La Chine, la Russie et les États-Unis, pour ne citer qu’eux, ont prouvé à travers leurs différentes agences de défense qu’elles entendaient bien tirer profit des avancées locales en termes d’IA pour améliorer leur armement. Et si elles y parviennent, le risque est planétaire. Heureusement, certains grands acteurs de la technologie s’insurgent publiquement et préviennent du désastre annoncé.

Elon Musk a réuni 115 de ses potes

Même lorsqu’il s’insurge, le milliardaire Elon Musk fait dans la démesure. Et ce n’est pas plus mal. En août 2017, il invitait 115 personnages de renom – fondateurs d’entreprises de robotique et d’IA – à signer expressément une lettre ouverte. Celle-ci, adressée à l’ONU, stipulait un bannissement immédiat des armes autonomes. “Ces armes peuvent être des armes de terreur, des armes que des despotes et des terroristes utilisent contre des populations innocentes, et des armes piratées pour agir de façon indésirable. Nous n’avons pas longtemps pour agir. Une fois que la boîte de Pandore est ouverte, il est très difficile de la refermer” peut-on y lire.

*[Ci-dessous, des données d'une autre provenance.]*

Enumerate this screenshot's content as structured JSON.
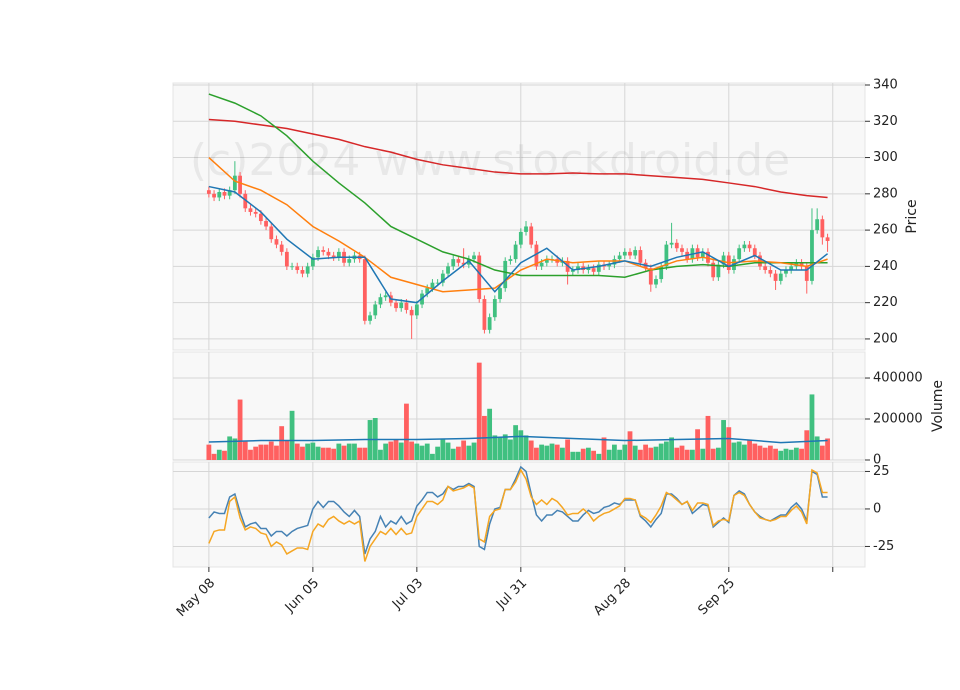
{
  "chart_data": [
    {
      "type": "candlestick",
      "ylabel": "Price",
      "watermark": "(c)2024 www.stockdroid.de",
      "xlim": [
        -6.9,
        126.2
      ],
      "ylim": [
        193.9,
        341.1
      ],
      "yticks": [
        200,
        220,
        240,
        260,
        280,
        300,
        320,
        340
      ],
      "grid": true,
      "up_color": "#40c080",
      "down_color": "#ff6060",
      "open": [
        282,
        280,
        278,
        281,
        279,
        282,
        290,
        280,
        272,
        270,
        269,
        265,
        262,
        255,
        252,
        248,
        240,
        240,
        238,
        236,
        240,
        245,
        249,
        248,
        246,
        245,
        248,
        242,
        244,
        246,
        244,
        210,
        213,
        219,
        223,
        224,
        220,
        217,
        220,
        216,
        213,
        219,
        225,
        228,
        231,
        231,
        236,
        240,
        244,
        242,
        241,
        244,
        246,
        222,
        205,
        212,
        222,
        228,
        243,
        244,
        252,
        259,
        262,
        252,
        240,
        242,
        244,
        244,
        242,
        243,
        237,
        238,
        240,
        238,
        239,
        237,
        241,
        240,
        241,
        244,
        246,
        248,
        246,
        249,
        242,
        239,
        230,
        233,
        240,
        252,
        253,
        250,
        248,
        244,
        250,
        245,
        248,
        242,
        234,
        241,
        246,
        238,
        244,
        250,
        252,
        250,
        246,
        240,
        238,
        236,
        232,
        236,
        238,
        240,
        242,
        240,
        232,
        260,
        266,
        256
      ],
      "high": [
        284,
        282,
        283,
        283,
        284,
        298,
        292,
        282,
        274,
        272,
        271,
        267,
        264,
        257,
        254,
        250,
        242,
        242,
        240,
        242,
        247,
        251,
        251,
        250,
        248,
        250,
        250,
        246,
        248,
        248,
        246,
        215,
        221,
        225,
        226,
        226,
        222,
        222,
        222,
        218,
        221,
        227,
        230,
        233,
        233,
        238,
        242,
        246,
        246,
        250,
        246,
        248,
        248,
        224,
        214,
        224,
        230,
        245,
        246,
        254,
        261,
        265,
        264,
        254,
        244,
        246,
        246,
        246,
        245,
        245,
        240,
        242,
        242,
        241,
        241,
        243,
        243,
        243,
        246,
        248,
        250,
        250,
        251,
        251,
        244,
        241,
        235,
        242,
        254,
        264,
        255,
        252,
        250,
        252,
        252,
        250,
        250,
        244,
        243,
        248,
        248,
        246,
        252,
        254,
        254,
        252,
        248,
        242,
        240,
        238,
        238,
        240,
        242,
        244,
        244,
        242,
        272,
        272,
        268,
        258
      ],
      "low": [
        278,
        276,
        276,
        277,
        277,
        280,
        278,
        270,
        268,
        267,
        263,
        260,
        253,
        250,
        246,
        238,
        238,
        236,
        234,
        234,
        238,
        243,
        246,
        244,
        243,
        243,
        240,
        240,
        242,
        242,
        208,
        208,
        211,
        217,
        221,
        218,
        215,
        215,
        214,
        200,
        211,
        217,
        223,
        226,
        229,
        229,
        234,
        238,
        240,
        239,
        239,
        242,
        220,
        203,
        203,
        210,
        220,
        226,
        241,
        242,
        250,
        257,
        250,
        238,
        238,
        240,
        242,
        240,
        240,
        230,
        235,
        236,
        236,
        236,
        235,
        235,
        238,
        238,
        239,
        242,
        244,
        244,
        244,
        240,
        237,
        226,
        228,
        231,
        238,
        250,
        248,
        246,
        242,
        242,
        243,
        243,
        240,
        232,
        232,
        239,
        236,
        236,
        242,
        248,
        248,
        244,
        238,
        236,
        234,
        227,
        230,
        234,
        236,
        238,
        238,
        225,
        230,
        258,
        252,
        248
      ],
      "close": [
        280,
        278,
        281,
        279,
        282,
        290,
        280,
        272,
        270,
        269,
        265,
        262,
        255,
        252,
        248,
        240,
        240,
        238,
        236,
        240,
        245,
        249,
        248,
        246,
        245,
        248,
        242,
        244,
        246,
        244,
        210,
        213,
        219,
        223,
        224,
        220,
        217,
        220,
        216,
        213,
        219,
        225,
        228,
        231,
        231,
        236,
        240,
        244,
        242,
        241,
        244,
        246,
        222,
        205,
        212,
        222,
        228,
        243,
        244,
        252,
        259,
        262,
        252,
        240,
        242,
        244,
        244,
        242,
        243,
        237,
        238,
        240,
        238,
        239,
        237,
        241,
        240,
        241,
        244,
        246,
        248,
        246,
        249,
        242,
        239,
        230,
        233,
        240,
        252,
        253,
        250,
        248,
        244,
        250,
        245,
        248,
        242,
        234,
        241,
        246,
        238,
        244,
        250,
        252,
        250,
        246,
        240,
        238,
        236,
        232,
        236,
        238,
        240,
        242,
        240,
        232,
        260,
        266,
        256,
        254
      ],
      "series": [
        {
          "color": "#d62728",
          "x": [
            0,
            5,
            10,
            15,
            20,
            25,
            30,
            35,
            40,
            45,
            50,
            55,
            60,
            65,
            70,
            75,
            80,
            85,
            90,
            95,
            100,
            105,
            110,
            115,
            119
          ],
          "values": [
            321,
            320,
            318,
            316,
            313,
            310,
            306,
            303,
            299,
            296,
            294,
            292,
            291,
            291,
            291.5,
            291,
            291,
            290,
            289,
            288,
            286,
            284,
            281,
            279,
            278
          ]
        },
        {
          "color": "#2ca02c",
          "x": [
            0,
            5,
            10,
            15,
            20,
            25,
            30,
            35,
            40,
            45,
            50,
            55,
            60,
            65,
            70,
            75,
            80,
            85,
            90,
            95,
            100,
            105,
            110,
            115,
            119
          ],
          "values": [
            335,
            330,
            323,
            312,
            298,
            286,
            275,
            262,
            255,
            248,
            244,
            238,
            235,
            235,
            235,
            235,
            234,
            238,
            240,
            241,
            240,
            242,
            242,
            242,
            242
          ]
        },
        {
          "color": "#ff7f0e",
          "x": [
            0,
            5,
            10,
            15,
            20,
            25,
            30,
            35,
            40,
            45,
            50,
            55,
            60,
            65,
            70,
            75,
            80,
            85,
            90,
            95,
            100,
            105,
            110,
            115,
            119
          ],
          "values": [
            300,
            287,
            282,
            274,
            262,
            254,
            245,
            234,
            230,
            226,
            227,
            228,
            238,
            244,
            242,
            243,
            243,
            238,
            243,
            245,
            242,
            243,
            242,
            240,
            244
          ]
        },
        {
          "color": "#1f77b4",
          "x": [
            0,
            5,
            10,
            15,
            20,
            25,
            30,
            35,
            40,
            45,
            50,
            55,
            60,
            65,
            70,
            75,
            80,
            85,
            90,
            95,
            100,
            105,
            110,
            115,
            119
          ],
          "values": [
            284,
            281,
            270,
            255,
            244,
            245,
            245,
            222,
            220,
            232,
            243,
            226,
            242,
            250,
            238,
            240,
            243,
            240,
            245,
            248,
            240,
            246,
            238,
            238,
            247
          ]
        }
      ]
    },
    {
      "type": "volume",
      "ylabel": "Volume",
      "xlim": [
        -6.9,
        126.2
      ],
      "ylim": [
        0,
        527000
      ],
      "yticks": [
        0,
        200000,
        400000
      ],
      "grid": true,
      "values": [
        75000,
        30000,
        50000,
        45000,
        115000,
        105000,
        295000,
        90000,
        50000,
        65000,
        75000,
        75000,
        90000,
        70000,
        165000,
        95000,
        240000,
        80000,
        65000,
        80000,
        85000,
        65000,
        60000,
        60000,
        55000,
        80000,
        70000,
        80000,
        80000,
        60000,
        60000,
        195000,
        205000,
        50000,
        80000,
        90000,
        100000,
        85000,
        275000,
        90000,
        80000,
        70000,
        80000,
        30000,
        65000,
        100000,
        85000,
        55000,
        65000,
        95000,
        70000,
        85000,
        475000,
        215000,
        250000,
        120000,
        110000,
        125000,
        100000,
        170000,
        145000,
        120000,
        95000,
        60000,
        75000,
        70000,
        80000,
        75000,
        60000,
        100000,
        40000,
        40000,
        55000,
        60000,
        45000,
        30000,
        110000,
        50000,
        75000,
        50000,
        75000,
        140000,
        70000,
        50000,
        75000,
        60000,
        65000,
        80000,
        90000,
        110000,
        60000,
        70000,
        50000,
        50000,
        150000,
        55000,
        215000,
        55000,
        60000,
        195000,
        160000,
        85000,
        90000,
        75000,
        95000,
        80000,
        70000,
        60000,
        70000,
        55000,
        45000,
        55000,
        50000,
        60000,
        55000,
        145000,
        320000,
        115000,
        70000,
        105000
      ],
      "series": [
        {
          "color": "#1f77b4",
          "x": [
            0,
            10,
            20,
            30,
            40,
            50,
            60,
            70,
            80,
            90,
            100,
            110,
            119
          ],
          "values": [
            88000,
            95000,
            95000,
            100000,
            100000,
            105000,
            115000,
            105000,
            95000,
            100000,
            105000,
            85000,
            95000
          ]
        }
      ]
    },
    {
      "type": "line",
      "xlim": [
        -6.9,
        126.2
      ],
      "ylim": [
        -38.7,
        31.3
      ],
      "yticks": [
        -25,
        0,
        25
      ],
      "grid": true,
      "xticks": [
        {
          "value": 0,
          "label": "May 08"
        },
        {
          "value": 20,
          "label": "Jun 05"
        },
        {
          "value": 40,
          "label": "Jul 03"
        },
        {
          "value": 60,
          "label": "Jul 31"
        },
        {
          "value": 80,
          "label": "Aug 28"
        },
        {
          "value": 100,
          "label": "Sep 25"
        },
        {
          "value": 120,
          "label": null
        }
      ],
      "series": [
        {
          "color": "#4682b4",
          "values": [
            -6,
            -2,
            -3,
            -3,
            8,
            10,
            -2,
            -12,
            -10,
            -9,
            -13,
            -13,
            -18,
            -15,
            -15,
            -18,
            -15,
            -13,
            -12,
            -11,
            0,
            5,
            1,
            5,
            5,
            2,
            -2,
            -5,
            -1,
            -5,
            -30,
            -20,
            -15,
            -5,
            -12,
            -8,
            -10,
            -5,
            -10,
            -8,
            2,
            6,
            11,
            11,
            8,
            10,
            15,
            13,
            15,
            15,
            17,
            15,
            -25,
            -27,
            -10,
            0,
            1,
            13,
            13,
            20,
            28,
            25,
            10,
            -4,
            -8,
            -4,
            -4,
            -1,
            -2,
            -5,
            -8,
            -8,
            -4,
            -1,
            -3,
            -2,
            1,
            2,
            4,
            3,
            6,
            6,
            6,
            -5,
            -8,
            -12,
            -7,
            -3,
            10,
            10,
            7,
            3,
            5,
            -3,
            0,
            3,
            2,
            -12,
            -9,
            -6,
            -9,
            9,
            12,
            10,
            3,
            -2,
            -5,
            -7,
            -8,
            -6,
            -4,
            -4,
            1,
            4,
            0,
            -8,
            25,
            23,
            8,
            8
          ]
        },
        {
          "color": "#f5a623",
          "values": [
            -23,
            -15,
            -14,
            -14,
            5,
            8,
            -6,
            -14,
            -12,
            -13,
            -16,
            -17,
            -25,
            -22,
            -24,
            -30,
            -28,
            -26,
            -26,
            -27,
            -15,
            -10,
            -12,
            -7,
            -5,
            -8,
            -10,
            -8,
            -10,
            -8,
            -35,
            -25,
            -20,
            -15,
            -17,
            -13,
            -17,
            -13,
            -17,
            -16,
            -5,
            0,
            5,
            5,
            3,
            6,
            15,
            12,
            13,
            14,
            16,
            14,
            -20,
            -22,
            -5,
            -1,
            0,
            13,
            13,
            18,
            26,
            20,
            8,
            3,
            6,
            3,
            7,
            5,
            1,
            -4,
            -3,
            -3,
            0,
            -3,
            -8,
            -5,
            -3,
            -2,
            0,
            2,
            7,
            7,
            6,
            -4,
            -6,
            -9,
            -4,
            2,
            11,
            9,
            6,
            3,
            5,
            -1,
            4,
            4,
            3,
            -11,
            -8,
            -7,
            -8,
            9,
            11,
            9,
            3,
            -2,
            -6,
            -7,
            -8,
            -7,
            -5,
            -5,
            -1,
            2,
            -2,
            -10,
            26,
            24,
            11,
            11
          ]
        }
      ]
    }
  ]
}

Elles ne sont pas contrôlées

Malgré leur mise en service et leur diffusion, il n’existe pas à ce jour d’arrêt modérant l’utilisation des armes autonomes – les armes nucléaires, par exemple, sont très minutieusement contrôlées. Comme l’indique Venture Beat, l’absence d’un traité international réglementant ces armes furieusement létales pose certains problèmes, notamment du point de vue de la production, qui ne subit ainsi aucune limite.

La vidéo de la terreur

Notamment relayée par CNN, la vidéo “Slaughterbots” a effrayé tout Internet, en affichant tout le potentiel destructeur des drones tueurs. Issue d’une collaboration entre collaboration entre l’université de Californie à Berkeley professor et le Future of Life Institute, cette fiction de sept minutees dépeint des massacres effectués par des quadricoptères dotés de systèmes de reconnaissances faciales et d’armes à feu. Flippant et dystopique à souhait.

Do It Yourself

Il est aujourd’hui donné à n’importe quel petit génie informatique de fabriquer une arme autonome. Les matières premières, notamment, sont de moins en moins chères. Un drone ne coûte aujourd’hui que quelques centaines de dollars. Et le génie nécessaire à la programmation d’une IA tueuse est facilement trouvable en ligne, notamment sur des plateformes légales comme ArXiv et GitHub. Puisqu’après tout, comme le rappelle Rolling Stone, un drone, guidé par un algorithme et transportant une charge explosive peut causer de nombreux dégâts.